Je salue la détermination des acteurs politiques et des syndicats. Leurs réactions montrent l’intérêt qu’ils accordent à l’initiative du Chef de l’Etat. La lutte est salutaire. Mais elle ne doit pas aller contre le bonheur du peuple. Elle ne doit pas être téléguidée. Nulle n’empêchera son prochain d’émettre son avis au sujet de cette initiative. Le Gouvernement du Président Patrice Talon en est conscient et c’est le moment de remercier les autorités de ce pays ainsi que les forces de l’ordre qui, dans le calme et la paix, encadrent toutes les manifestations relatives au projet de modification de la Constitution.

Au nom de la jeunesse Béninoise et pour la paix dans notre, je voudrais inviter les uns et les autres au calme. Nous avons désormais des raisons de croire en la bonne foi de nos députés. Maintenons la veille, mais dans le calme. Que ce soit le Chef de l’Etat ou les députés, c’est nous mêmes qui les avons élus. Gardons notre confiance en eux.

A l’endroit des jeunes, je voudrais nous rappeler les batailles menées par le passé pour qu’il y ait alternance à la tête du pays. C’est le moment d’accompagner le Président de la République pour le succès de son mandat.

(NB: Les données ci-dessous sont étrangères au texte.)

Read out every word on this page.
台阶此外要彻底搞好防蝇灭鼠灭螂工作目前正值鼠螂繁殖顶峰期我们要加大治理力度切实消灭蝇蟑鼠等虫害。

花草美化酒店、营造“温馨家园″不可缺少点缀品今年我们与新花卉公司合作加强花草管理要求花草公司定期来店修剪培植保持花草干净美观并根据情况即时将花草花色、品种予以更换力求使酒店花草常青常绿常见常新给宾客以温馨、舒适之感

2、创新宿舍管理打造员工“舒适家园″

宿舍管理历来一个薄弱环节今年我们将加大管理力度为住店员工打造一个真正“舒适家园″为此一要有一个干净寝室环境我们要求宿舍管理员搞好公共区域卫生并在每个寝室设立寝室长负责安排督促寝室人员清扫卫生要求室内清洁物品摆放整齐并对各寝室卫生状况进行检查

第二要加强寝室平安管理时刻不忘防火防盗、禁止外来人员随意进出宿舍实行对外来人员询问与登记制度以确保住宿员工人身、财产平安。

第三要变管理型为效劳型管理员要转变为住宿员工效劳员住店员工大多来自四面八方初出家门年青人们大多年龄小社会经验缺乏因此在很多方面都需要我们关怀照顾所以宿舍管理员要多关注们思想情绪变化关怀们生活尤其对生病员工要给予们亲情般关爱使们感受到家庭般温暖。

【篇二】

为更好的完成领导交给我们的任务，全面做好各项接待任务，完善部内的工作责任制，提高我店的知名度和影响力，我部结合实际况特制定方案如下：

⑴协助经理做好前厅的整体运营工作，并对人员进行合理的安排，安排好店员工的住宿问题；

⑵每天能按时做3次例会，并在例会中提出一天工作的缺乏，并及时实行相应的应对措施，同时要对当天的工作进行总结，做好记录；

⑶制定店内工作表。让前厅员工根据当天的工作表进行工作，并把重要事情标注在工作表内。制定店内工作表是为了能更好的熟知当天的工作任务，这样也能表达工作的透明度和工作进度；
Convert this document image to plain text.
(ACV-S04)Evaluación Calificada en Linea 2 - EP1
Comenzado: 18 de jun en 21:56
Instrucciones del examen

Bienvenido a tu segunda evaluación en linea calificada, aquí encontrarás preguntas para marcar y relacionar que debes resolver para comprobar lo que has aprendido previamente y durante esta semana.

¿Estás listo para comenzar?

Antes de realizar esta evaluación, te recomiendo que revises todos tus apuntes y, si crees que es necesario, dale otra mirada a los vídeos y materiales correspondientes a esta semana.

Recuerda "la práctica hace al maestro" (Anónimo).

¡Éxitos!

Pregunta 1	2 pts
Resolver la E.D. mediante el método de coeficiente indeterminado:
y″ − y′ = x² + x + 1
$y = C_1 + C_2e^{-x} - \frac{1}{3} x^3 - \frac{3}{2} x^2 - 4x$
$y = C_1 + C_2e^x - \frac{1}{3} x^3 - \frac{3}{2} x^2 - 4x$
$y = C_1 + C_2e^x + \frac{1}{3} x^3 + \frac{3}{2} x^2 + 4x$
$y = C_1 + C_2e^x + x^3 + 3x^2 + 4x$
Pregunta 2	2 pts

 N’oublions pas notre rôle dans la gestion de ce pays, surtout la réalisation des projets ambitieux contenus dans le Programme d’actions du gouvernement  (Pag). Nous sommes en démocratie et nul ne peut ne pas apprécier une diversité de réactions qui s’observent de part et d’autres à travers le pays.  A parcourir le visage des contestataires, on comprend que l’opposition jette finalement son masque et joue son rôle de contrôle et de critique du pouvoir. Ce qui est tout à fait normal dans toutes les démocraties du monde.

Que tout cadre crédible et soucieux du développement de son pays fasse des propositions concrètes et sérieuses et les transmettre aux députés de leur circonscription afin que qu’elles soient prises en compte dans les débats à l’Assemblée, ainsi on aurait rendu service à notre nation au lieu de critiquer sur la base des réactions de rue.

En avant pour la modification de la Constitution du Bénin !

Fait à Cotonou, le 25 mars 2017

 David Dansou,

Président des adhérents directs de la coalition Union fait la Nation dans le département du Littoral.